L'escalation turca nel mondo islamico

L'azione diplomatica turca cerca di essere al centro della scena islamica. La strategia di Istanbul per accrescere il suo peso e la sua influenza tra i paesi musulmani continua senza sosta e si arrichisce di due nuovi episodi molto significativi. Il primo, che la pone di fronte ad Israele, riguarda la costruzione di una seconda flotta di aiuti da portare a Gaza, dopo che il primo tentativo, di qualche mese addietro, ha causato la rottura diplomatica tra i due paesi. Israele teme molto questo secondo episodio, perchè già nel primo ha avuto un grande ritorno negativo, sul piano internazionale e la Turchia gioca proprio su questo timore per portare avanti la sua politica: essere l'alfiere degli aiuti alla popolazione di Gaza, la mette sotto una luce particolarmente favorevole con l'opinione pubblica islamica. Il secondo fatto che rema nella direzione per guadagnare influenza è la concessione di un ufficio diplomatico per i Talebani ad Istanbul, in modo da favorire il dialogo verso la pacificazione sia in Afhganistan che in Pakistan. La mossa mette al centro della delicata questione Istanbul, che si pone come autorevole mediatore tra le parti, offrendo qualcosa di più che una semplice consulenza. Questi fatti, giunti ad altri esercitati nelle zone a levante e a meridione dei propri confini, pongono la Turchia sempre più fuori dall'orbita europea. Il rifuto della UE ad ammetterla nella propria organizzazione, ha obbligato la Turchia a volgere il proprio sguardo verso paesi più ben disposti, valorizzando nei loro confronti le affinità e le similitudini presenti.
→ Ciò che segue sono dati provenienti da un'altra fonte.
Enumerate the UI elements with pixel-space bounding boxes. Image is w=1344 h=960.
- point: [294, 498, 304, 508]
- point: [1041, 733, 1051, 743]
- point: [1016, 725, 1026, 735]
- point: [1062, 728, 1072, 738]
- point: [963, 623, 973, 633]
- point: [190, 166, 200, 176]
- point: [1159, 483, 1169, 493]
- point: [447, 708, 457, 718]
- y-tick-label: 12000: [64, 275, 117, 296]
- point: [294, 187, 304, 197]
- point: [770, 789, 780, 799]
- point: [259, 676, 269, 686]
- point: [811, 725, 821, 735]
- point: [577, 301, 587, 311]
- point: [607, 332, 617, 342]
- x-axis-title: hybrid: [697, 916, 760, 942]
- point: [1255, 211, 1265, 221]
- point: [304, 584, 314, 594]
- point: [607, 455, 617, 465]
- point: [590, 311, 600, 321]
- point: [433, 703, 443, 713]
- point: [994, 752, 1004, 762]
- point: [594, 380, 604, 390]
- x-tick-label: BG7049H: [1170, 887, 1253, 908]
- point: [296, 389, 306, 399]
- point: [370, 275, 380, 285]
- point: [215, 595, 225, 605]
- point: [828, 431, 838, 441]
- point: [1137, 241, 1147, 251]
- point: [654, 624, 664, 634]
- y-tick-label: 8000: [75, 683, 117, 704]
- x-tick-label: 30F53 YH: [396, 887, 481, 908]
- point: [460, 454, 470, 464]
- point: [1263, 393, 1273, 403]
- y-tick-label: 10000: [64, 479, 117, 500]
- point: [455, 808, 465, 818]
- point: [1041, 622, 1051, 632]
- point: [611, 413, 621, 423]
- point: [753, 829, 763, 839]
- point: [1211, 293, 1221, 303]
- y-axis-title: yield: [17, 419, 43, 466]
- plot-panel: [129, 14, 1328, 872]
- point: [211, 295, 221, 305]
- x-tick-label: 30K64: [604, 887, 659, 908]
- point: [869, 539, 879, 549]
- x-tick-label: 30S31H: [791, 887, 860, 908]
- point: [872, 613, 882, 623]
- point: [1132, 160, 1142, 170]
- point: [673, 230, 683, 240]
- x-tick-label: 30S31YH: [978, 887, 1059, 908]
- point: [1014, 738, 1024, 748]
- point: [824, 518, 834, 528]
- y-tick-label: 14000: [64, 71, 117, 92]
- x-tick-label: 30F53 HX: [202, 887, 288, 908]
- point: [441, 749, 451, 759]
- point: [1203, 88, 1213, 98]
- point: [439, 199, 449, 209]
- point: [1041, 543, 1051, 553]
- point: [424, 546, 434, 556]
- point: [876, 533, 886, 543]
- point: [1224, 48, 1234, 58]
La capacità economica, politica ed anche militare, fa di Istanbul la più grande potenza dell'area, capace di ritagliarsi un prestigio da giocare anche su tavoli che vanno ben oltre l'importanza regionale. La crescita diplomatica turca permette di inquadrare l'errore europeo a rifiutarla come socio permanente effettivo dell'Unione Europea: un guasto da riparare al più presto.